A successful thesis requires a viable proposal, goal-setting, time management, and interpersonal skills on top of the disciplinary skills associated with your intended area of honors. This guide will walk you through the thesis process.
Planning a Senior Honors Thesis/Project
Students should begin planning to complete a thesis or project early in their academic endeavors.
Selecting a Topic
Some students start with an idea, others start with an advisor. A good thesis topic should be well-aligned with a student's interests, the faculty advisor's expertise, and the discipline for which the student is seeking a degree.
A good topic requires background knowledge but should also focus on an interesting question or problem that can be approached analytically, not just descriptively. A creative project should evoke hard thinking about the work to be done in its context of tradition and practice, and it should include an analysis in which students consider the work intellectually.
Above all, the topic must be realistic—that is, the student must be able to complete it satisfactorily in the semesters planned for the thesis. A topic that is too broad will not allow you to say something significant and interesting about it. A topic that is too ambitious may prevent timely graduation. Feasibility is a criterion for approval of a thesis proposal.
Selecting an Advisor
All theses must be formally directed by a full-time member of the Kent State University faculty in an appropriate discipline. The thesis advisor serves as a student's mentor throughout the entire process and also as the committee chair for the Oral Defense Committee.

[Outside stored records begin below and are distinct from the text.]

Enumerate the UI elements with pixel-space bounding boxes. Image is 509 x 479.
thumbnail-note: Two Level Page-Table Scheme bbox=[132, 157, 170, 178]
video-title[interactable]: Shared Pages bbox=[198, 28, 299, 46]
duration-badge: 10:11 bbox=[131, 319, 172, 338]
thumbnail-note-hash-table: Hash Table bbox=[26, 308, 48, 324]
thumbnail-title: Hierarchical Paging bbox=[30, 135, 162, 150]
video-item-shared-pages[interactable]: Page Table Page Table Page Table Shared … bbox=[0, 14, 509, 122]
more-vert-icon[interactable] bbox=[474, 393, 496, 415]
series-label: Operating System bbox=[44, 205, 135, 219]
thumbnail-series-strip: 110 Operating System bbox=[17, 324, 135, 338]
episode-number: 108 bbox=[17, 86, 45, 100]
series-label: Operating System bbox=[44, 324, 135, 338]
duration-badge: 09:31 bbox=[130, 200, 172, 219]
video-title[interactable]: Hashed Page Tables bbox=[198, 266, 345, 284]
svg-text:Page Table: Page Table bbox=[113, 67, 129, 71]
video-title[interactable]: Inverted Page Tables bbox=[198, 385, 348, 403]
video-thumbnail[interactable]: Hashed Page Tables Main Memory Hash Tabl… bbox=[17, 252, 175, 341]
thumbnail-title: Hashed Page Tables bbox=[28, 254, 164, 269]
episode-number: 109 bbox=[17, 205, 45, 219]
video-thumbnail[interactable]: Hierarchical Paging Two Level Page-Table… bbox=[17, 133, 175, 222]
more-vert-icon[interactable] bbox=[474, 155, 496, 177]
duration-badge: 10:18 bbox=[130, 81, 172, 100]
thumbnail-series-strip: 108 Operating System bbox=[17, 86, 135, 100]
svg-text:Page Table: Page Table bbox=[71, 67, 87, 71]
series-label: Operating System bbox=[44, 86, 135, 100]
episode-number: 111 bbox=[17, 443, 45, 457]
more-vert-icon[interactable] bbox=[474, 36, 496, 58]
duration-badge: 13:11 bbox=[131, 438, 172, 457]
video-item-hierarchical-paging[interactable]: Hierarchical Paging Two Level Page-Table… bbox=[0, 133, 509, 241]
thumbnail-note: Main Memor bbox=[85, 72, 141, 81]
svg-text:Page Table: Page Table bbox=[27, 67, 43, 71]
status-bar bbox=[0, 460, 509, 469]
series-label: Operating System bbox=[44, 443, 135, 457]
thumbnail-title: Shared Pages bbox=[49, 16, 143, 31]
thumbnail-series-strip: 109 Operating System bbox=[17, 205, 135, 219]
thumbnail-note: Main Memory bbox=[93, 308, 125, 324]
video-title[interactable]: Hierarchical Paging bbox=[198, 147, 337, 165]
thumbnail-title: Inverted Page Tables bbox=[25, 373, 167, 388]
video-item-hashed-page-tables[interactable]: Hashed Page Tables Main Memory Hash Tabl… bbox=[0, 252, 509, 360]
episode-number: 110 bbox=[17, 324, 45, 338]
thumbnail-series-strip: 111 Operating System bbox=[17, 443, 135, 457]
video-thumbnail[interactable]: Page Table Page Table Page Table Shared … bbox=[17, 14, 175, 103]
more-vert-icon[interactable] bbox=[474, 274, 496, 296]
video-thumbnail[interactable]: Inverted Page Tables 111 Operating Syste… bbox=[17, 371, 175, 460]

Co-advisors are permitted if necessary, especially for students who wish to approach the thesis/project from an interdisciplinary perspective. A student with a history major, for instance, might wish to do a thesis that deals with the literary trends of a particular historical period (e.g., the Restoration or the French Revolution). In such a case, the student could have a primary advisor from History and a co-advisor from English.
Preparing the Proposal
Students planning a thesis will be registered for the 1 or 2 credit-hour Thesis Proposal Preparation during the semester before their senior year (spring of junior year for those in a traditional four year program). The goal of this semester is to permit the student and faculty advisor the ability to work together to narrow the thesis topic, write the proposal, and develop a reading list. Students are required to attend a series of workshops during the semester that offer assistant with library resources, Writing Center services, and Honors College expectations.
The thesis student and the faculty advisor will sign a contract at the beginning of the semester that outlines the expectations for the thesis proposal. Attendance at these workshops is mandatory, and students who fail to demonstrate satisfactory completion will be prohibited from registering for additional thesis credit hours.
Writing the Proposal
The thesis proposal is a formal document that sets forth the parameters of the intended work that should reflect a carefully thought-out approach to the subject with sufficient elaboration to enable the advisor, the thesis coordinator, and the Dean to fully understand what you intend to accomplish. A proposal should be four to five paragraphs that includes the following:
- Identification of a Research Question or Objective:
- Rationale/Significance: Explain why your project is important. Explain what original contributions you hope to make beyond the existing work reviewed above. Explain the relevance of your project to the previous research in this subject area.
- Background/Literature Review: Explain the status of work in this field. Explain what other scholars or artists have accomplished in this area to date.
- Proposed Methodology: Explain how you will proceed. Explain how you will collect and analyze your data or materials. Explain how you will interpret your results. This is an extremely important section of the proposal. It is imperative that it be detailed and well constructed. Timetables, schedules, and budgets (where appropriate) are helpful.
- Preliminary Bibliography/Reading List: Include any references cited in the proposal and any important works that you expect to use during your research.